Should we clone human beings? Cloning as a source of tissue for transplantation. Julian Savulescu. Journal of Medical Ethics 25.2 (April 1999): p87.

And Dr Stuart Newman, professor of cell biology and anatomy, New York Medical College, predicted this outcome – the inevitable demand for more offensive experimentation, once the earlier abuses are safely legislated for - before the US Senate Subcommittee on Health, 3/5/2002

“Cloning embryos for producing embryo stem cells will, by failing to deliver on its promises, inevitably lead to calls to extend the life span of clonal embryos so as to permit harvesting developmentally more advanced cells and tissue for research and potential therapies… And once stem cell harvesting from two-month clonal embryos is in place, who could resist the pleas to extend the time frame so that liver and bone marrow could be obtained from six-month clonal fetuses? …This is my prediction… frustration over lack of progress in producing safe and effective therapeutics from embryo stem cells will lead to calls to permit harvesting of embryo germ cells from two to three month clonal embryos…”

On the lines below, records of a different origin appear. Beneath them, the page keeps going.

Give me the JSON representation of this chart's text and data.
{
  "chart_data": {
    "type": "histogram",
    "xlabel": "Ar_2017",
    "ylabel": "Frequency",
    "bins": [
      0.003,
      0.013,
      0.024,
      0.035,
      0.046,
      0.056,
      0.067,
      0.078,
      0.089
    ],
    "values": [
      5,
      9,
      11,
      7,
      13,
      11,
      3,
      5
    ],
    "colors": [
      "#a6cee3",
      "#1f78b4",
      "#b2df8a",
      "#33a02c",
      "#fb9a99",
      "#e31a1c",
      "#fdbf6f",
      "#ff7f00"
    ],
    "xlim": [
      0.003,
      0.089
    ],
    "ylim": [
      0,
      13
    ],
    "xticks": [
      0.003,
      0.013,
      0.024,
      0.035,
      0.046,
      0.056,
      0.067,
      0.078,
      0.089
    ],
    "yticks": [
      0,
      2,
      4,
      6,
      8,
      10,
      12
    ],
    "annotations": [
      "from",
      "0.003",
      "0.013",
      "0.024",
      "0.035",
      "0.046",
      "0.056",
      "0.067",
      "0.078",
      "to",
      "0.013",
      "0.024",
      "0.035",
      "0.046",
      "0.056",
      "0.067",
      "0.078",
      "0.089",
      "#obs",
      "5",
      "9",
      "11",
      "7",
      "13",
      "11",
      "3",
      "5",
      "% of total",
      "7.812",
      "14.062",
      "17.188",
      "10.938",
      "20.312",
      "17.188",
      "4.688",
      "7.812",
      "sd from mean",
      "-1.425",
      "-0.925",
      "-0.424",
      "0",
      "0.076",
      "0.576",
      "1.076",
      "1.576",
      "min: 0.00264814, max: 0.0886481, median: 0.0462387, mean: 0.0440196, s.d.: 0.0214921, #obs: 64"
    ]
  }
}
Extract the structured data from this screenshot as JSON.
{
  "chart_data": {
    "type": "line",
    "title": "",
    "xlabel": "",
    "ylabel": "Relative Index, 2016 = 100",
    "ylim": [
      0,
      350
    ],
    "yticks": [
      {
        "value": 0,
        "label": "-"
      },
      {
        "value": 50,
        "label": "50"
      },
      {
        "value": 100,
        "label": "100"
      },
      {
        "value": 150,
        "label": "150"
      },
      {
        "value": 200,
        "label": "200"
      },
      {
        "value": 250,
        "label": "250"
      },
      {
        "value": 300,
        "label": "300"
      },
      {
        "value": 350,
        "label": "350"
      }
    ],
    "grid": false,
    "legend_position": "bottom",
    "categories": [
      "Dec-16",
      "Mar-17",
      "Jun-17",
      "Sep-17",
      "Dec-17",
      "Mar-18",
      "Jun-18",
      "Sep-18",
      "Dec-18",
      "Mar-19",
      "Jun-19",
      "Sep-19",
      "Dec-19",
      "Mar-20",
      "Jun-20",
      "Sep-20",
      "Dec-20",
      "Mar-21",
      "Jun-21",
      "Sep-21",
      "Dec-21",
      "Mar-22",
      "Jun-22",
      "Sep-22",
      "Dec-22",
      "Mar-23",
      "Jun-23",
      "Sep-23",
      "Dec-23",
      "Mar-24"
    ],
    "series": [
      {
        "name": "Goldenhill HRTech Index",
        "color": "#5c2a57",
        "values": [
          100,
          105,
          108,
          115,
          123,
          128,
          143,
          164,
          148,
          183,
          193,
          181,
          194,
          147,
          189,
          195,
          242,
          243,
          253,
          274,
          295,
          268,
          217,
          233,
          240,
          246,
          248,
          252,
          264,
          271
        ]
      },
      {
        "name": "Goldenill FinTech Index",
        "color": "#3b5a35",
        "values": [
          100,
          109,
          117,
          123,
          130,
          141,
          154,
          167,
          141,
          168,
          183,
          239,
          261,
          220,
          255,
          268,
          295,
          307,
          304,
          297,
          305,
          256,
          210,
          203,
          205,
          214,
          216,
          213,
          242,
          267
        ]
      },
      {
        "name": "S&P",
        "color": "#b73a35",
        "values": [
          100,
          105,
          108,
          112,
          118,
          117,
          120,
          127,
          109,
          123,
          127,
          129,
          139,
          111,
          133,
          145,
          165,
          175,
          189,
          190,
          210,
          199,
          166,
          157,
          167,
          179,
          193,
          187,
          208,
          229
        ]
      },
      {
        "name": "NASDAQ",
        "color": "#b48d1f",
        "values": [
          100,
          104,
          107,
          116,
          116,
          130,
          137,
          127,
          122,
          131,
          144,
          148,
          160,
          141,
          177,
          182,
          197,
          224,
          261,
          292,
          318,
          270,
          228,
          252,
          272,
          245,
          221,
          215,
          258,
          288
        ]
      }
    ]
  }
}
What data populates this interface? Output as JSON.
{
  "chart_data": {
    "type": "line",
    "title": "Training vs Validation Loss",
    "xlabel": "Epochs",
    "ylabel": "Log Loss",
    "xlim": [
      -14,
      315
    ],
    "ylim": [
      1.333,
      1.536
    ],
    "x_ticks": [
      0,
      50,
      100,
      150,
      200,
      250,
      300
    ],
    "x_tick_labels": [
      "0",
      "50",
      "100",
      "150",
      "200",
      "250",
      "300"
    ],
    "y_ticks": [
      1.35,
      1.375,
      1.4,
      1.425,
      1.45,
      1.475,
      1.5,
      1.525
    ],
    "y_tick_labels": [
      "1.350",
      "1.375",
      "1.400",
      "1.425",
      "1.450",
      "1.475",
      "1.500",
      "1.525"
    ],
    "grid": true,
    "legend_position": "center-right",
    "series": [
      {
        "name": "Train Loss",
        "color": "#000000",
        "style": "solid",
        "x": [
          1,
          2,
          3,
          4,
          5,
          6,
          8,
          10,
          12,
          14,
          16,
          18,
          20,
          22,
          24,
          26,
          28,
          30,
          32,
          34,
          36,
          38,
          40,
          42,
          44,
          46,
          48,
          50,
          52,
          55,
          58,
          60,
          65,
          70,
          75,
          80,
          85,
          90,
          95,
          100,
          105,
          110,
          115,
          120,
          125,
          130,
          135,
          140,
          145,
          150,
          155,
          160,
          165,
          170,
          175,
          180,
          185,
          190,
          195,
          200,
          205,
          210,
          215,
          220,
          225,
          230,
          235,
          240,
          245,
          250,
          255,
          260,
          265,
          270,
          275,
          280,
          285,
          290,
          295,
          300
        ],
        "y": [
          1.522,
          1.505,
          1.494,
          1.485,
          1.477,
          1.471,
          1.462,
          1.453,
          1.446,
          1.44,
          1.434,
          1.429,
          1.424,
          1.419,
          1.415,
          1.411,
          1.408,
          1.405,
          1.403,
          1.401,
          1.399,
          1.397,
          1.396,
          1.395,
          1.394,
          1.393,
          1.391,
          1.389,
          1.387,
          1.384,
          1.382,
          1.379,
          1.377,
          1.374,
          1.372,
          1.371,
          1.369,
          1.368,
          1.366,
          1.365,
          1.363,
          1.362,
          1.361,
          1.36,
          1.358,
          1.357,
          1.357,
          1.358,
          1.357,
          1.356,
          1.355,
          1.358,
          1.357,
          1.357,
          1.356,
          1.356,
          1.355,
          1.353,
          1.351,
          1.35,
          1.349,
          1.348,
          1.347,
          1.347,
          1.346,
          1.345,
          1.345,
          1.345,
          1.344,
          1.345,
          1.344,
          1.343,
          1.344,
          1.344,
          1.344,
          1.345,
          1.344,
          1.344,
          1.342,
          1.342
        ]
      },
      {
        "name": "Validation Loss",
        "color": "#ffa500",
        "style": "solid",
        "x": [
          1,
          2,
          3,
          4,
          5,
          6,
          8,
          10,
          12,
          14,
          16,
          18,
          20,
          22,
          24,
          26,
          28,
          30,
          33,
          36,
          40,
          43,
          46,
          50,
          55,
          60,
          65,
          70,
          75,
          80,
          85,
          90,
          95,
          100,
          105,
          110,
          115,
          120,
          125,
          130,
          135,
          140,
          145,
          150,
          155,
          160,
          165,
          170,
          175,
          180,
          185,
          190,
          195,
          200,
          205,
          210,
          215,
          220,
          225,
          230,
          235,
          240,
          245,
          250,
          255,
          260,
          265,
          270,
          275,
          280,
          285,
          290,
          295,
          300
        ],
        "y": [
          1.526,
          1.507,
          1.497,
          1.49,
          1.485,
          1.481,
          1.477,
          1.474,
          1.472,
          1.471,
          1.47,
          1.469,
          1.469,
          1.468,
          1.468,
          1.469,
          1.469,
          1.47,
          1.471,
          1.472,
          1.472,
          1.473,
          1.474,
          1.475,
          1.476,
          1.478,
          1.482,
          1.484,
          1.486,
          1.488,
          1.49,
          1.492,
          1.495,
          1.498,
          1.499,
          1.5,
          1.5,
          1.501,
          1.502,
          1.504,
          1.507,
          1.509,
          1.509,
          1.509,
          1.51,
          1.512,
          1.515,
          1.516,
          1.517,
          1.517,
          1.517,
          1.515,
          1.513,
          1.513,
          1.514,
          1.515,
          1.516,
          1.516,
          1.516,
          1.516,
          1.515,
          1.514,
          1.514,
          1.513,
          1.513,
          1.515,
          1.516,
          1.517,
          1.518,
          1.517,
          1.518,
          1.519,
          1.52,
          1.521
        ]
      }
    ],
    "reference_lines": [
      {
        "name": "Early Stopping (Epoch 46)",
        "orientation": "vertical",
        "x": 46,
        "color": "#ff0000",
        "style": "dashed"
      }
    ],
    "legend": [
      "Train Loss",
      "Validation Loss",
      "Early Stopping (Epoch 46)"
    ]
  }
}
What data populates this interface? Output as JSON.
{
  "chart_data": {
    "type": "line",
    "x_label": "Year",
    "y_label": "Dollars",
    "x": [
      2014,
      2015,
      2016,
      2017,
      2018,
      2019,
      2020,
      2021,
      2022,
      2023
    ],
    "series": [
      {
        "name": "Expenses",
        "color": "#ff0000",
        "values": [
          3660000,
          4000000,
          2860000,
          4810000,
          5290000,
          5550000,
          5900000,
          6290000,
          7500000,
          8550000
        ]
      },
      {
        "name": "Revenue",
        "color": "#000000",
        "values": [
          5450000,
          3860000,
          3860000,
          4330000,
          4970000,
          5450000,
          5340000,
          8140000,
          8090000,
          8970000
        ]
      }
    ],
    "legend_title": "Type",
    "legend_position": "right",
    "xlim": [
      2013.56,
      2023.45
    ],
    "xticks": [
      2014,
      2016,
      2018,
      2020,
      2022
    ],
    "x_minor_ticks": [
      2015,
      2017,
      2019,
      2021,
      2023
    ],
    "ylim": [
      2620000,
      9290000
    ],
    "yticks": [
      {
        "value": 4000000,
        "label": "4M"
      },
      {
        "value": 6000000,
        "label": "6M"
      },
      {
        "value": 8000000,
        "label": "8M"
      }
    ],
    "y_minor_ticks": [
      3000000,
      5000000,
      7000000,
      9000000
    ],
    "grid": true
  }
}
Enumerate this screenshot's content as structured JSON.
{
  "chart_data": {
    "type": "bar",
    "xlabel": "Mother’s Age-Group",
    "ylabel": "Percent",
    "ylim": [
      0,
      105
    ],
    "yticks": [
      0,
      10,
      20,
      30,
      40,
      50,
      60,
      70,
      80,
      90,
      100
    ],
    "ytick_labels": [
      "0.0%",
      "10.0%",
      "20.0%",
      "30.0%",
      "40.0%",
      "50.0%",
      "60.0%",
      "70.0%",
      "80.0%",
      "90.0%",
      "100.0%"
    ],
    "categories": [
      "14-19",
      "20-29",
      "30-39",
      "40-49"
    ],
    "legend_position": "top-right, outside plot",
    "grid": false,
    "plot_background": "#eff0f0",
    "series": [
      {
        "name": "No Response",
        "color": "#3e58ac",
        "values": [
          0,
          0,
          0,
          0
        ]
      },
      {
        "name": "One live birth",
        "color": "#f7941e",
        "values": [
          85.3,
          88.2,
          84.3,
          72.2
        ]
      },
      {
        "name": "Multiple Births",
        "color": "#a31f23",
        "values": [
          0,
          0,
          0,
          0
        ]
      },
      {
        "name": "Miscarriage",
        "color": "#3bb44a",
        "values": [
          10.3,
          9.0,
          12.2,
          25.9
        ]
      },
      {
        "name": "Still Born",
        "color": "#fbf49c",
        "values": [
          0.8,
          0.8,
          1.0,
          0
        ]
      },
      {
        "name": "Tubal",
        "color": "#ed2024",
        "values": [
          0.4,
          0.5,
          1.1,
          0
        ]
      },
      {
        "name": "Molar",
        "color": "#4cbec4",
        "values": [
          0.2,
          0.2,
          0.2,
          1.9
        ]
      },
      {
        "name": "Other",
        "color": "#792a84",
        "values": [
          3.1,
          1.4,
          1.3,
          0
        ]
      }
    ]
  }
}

And the practical experiments of cloned-fetus farming are being done in animal models – not out of tender concern for the animals’ health and quality of life, but as a model for human cloned-fetus farming.

So in July last year the director of Advanced Cell Technology, Robert Lanza, successfully cloned cow fetuses and aborted them to obtain differentiated liver tissue.[ii] In a press release, Lanza hailed this technology, expressing hope that it would be used “in the future to treat patients with diverse diseases”. He doesn’t mean pet cows, but human patients, therefore needing human cloned fetuses to be created and killed for their organs.

Given that Senator Patterson’s Bill allows for the harvesting of ‘precursor’ cells from aborted fetuses in order to create embryos who will themselves be destroyed in research, is her proposal really much less macabre than the proposal of fetus farming? Allowing an aborted baby girl to be the mother of a cloned embryo who will itself be exploited and destroyed in the lab.

Any Bill that gives the green light to cloning is culpable not only for the intrinsic offense of creating human embryos solely for research, but for making possible these subsequent vicious violations of our humanity.

But no worries: by that time, after a further transformation of sensibility, we will have become ‘accustomed or attracted to thoughts we would once have found unthinkable’. We will have become even less human.

This is our future, if we in Australia support the first steps in human cloning. This generation of legislators would be held responsible for lifting that lid on Pandora’s Box, allowing hideous and inhuman things to come out – or keeping it closed.


[i] American Society for Reproductive Medicine Ethics Committee; "Human somatic cell nuclear transfer (cloning)"; Fertility and Sterility 74, 873-876; November 2000

[ii] Robert Lanza et al., "Long-Term Bovine Hematopoietic Engraftment with Clone-Derived Stem Cells," Cloning and Stem Cells 7 (June 2005): 95-106.